The best movie review I saw of “World War Z” was actually a Venn diagram by The Oatmeal, one of the sharpest webcomics around. In the area between the overlapping circles that showed everything the book and the film had in common, it simply read: “It’s titled World War Z.”
Hilarious, and true. Because if you go into this big-budget horror/disaster thinking it bears anything more than a passing resemblance to the novel by Max Brooks, you’re bound to come away disappointed.
Which isn’t to say the movie they did make is terrible. It’s merely OK, with a few highly engaging action sequences interspersed with stuff that is loopy and/or dull.
Good, bad or indifferent, it’s just not the book.
While Brooks opted for a journalistic approach following an ensemble cast of characters, director Marc Forster and his trio of screenwriters went with a standard leading man story. Brad Pitt plays Gerry Lane, a former United Nations investigator picked to lead the team tracking down the source of the plague rapidly turning the world’s population into a swarm of zombies.
He travels the globe, including a stop in Jerusalem for an epic battle against a horde of undead attempting to scale the ancient city’s walls. He picks up new allies along the way, but also loses many good people.

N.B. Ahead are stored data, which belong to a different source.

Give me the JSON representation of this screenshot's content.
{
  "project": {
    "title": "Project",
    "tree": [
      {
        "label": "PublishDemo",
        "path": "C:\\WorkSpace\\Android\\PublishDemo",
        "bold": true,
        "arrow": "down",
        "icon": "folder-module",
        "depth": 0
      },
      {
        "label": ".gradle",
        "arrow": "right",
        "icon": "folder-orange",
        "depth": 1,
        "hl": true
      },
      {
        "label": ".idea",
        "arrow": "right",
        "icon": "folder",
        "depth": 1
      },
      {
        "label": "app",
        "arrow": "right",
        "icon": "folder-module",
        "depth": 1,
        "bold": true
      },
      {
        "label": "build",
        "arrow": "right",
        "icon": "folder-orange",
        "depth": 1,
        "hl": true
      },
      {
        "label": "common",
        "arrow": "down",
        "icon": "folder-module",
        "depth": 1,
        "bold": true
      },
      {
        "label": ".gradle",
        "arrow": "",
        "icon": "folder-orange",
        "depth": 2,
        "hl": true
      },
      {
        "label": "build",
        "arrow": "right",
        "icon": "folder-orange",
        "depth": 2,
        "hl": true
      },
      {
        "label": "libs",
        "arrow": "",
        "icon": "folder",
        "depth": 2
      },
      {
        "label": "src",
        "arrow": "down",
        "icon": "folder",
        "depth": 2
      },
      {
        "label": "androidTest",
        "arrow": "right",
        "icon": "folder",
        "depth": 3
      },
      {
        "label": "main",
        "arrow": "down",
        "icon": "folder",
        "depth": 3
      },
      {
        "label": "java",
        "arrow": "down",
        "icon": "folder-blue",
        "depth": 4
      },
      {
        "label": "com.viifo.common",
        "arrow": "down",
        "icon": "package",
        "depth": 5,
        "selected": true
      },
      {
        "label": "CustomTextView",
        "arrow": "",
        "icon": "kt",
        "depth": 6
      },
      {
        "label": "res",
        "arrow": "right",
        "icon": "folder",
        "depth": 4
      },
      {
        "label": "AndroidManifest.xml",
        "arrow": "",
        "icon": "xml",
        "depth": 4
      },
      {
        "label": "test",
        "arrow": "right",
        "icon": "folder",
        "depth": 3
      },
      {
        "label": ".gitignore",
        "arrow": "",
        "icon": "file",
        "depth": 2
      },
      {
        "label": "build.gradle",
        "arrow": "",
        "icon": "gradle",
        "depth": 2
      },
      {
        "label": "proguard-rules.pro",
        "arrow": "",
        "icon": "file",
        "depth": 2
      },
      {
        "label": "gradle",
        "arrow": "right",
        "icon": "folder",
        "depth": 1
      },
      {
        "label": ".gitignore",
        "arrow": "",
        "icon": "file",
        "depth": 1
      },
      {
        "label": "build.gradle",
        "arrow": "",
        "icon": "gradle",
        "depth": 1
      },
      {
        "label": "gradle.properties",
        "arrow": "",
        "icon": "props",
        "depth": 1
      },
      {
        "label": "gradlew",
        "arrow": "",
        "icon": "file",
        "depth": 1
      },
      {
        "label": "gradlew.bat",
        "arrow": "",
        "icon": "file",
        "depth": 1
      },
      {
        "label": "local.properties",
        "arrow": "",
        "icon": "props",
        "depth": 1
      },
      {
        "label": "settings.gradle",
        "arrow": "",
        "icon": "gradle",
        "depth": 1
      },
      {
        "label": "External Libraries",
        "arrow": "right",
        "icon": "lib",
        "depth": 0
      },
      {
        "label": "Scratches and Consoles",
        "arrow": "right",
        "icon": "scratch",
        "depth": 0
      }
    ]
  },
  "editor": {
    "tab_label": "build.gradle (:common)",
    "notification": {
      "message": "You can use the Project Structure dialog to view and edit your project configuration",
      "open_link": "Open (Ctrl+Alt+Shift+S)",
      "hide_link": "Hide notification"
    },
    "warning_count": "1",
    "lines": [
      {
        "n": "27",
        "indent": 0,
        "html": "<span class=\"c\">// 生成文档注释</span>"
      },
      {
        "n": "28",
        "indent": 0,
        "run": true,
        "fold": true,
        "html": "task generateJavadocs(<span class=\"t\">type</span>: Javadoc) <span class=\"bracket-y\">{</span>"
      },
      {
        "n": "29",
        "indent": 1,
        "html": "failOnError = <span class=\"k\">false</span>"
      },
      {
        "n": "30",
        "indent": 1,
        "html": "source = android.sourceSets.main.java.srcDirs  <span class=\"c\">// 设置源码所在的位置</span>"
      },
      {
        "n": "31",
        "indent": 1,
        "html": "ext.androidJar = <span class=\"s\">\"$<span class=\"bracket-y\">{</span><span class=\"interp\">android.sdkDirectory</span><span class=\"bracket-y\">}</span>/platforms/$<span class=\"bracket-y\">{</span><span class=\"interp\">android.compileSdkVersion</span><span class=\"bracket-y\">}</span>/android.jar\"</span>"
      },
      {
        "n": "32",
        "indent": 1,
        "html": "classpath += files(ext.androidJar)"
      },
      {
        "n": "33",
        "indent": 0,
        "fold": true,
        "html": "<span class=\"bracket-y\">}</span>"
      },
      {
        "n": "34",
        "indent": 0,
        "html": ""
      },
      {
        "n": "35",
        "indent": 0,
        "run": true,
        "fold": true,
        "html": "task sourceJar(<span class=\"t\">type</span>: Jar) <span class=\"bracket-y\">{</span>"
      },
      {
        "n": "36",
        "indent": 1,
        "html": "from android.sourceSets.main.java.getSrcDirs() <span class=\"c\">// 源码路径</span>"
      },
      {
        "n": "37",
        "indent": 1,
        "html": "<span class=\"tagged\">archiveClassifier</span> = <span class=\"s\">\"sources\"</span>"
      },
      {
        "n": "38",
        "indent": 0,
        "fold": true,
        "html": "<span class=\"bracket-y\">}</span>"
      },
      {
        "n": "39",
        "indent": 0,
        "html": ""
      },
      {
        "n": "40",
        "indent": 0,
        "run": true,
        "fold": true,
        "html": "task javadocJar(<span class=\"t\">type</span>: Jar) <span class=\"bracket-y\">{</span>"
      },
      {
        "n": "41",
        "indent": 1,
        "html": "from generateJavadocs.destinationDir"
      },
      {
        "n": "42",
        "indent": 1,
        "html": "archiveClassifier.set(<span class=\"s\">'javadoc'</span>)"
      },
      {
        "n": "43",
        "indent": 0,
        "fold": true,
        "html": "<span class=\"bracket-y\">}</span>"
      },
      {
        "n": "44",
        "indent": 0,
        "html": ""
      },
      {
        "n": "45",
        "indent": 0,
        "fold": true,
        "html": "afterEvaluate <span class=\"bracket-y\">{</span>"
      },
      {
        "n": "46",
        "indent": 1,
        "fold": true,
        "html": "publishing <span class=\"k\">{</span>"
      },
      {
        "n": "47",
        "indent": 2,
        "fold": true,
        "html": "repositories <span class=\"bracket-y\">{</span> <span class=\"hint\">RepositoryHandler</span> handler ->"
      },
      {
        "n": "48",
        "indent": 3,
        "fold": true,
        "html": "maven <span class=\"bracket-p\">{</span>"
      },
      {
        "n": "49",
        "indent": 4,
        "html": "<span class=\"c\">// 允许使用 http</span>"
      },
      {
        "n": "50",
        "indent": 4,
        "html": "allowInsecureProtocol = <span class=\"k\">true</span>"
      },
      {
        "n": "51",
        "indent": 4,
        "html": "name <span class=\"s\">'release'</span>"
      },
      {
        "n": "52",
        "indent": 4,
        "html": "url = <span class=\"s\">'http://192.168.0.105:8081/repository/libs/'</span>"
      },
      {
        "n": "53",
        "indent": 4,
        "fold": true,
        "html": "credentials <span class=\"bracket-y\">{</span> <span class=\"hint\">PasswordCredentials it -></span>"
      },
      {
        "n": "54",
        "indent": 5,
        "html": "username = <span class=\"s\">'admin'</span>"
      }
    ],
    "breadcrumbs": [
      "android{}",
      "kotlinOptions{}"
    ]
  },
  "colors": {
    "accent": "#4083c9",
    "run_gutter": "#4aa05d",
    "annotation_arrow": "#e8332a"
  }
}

Forster is ham-handed at the non-special effects action scenes, to the point we sometimes have trouble discerning exactly what’s happening. One fight-and-flight up a skyscraper stairwell looks like it was shot with a camera draped in dark cloth.
Things build up to a decent but rather predictable showdown in a remote laboratory where the ultimate zombie cure can be found. Again, this veers wildly from the book, where the only panacea for the outbreak was: “Kill all the zombies.”
Personally, I would love to see a faithful adaption of “World War Z” – as soon as Hollywood gets around to making it.
Video goodies are so-so. The DVD version gets you exactly nothing, so you’ll have to spring for the Blu-ray upgrade to get any extras.
The highlight is an unrated version of the film featuring more gruesome action that in the watered-down PG-13 theatrical edition. You also get six featurettes on the making of the film, bringing the book to the screen (sort of), and the scientific realities behind zombie mythology.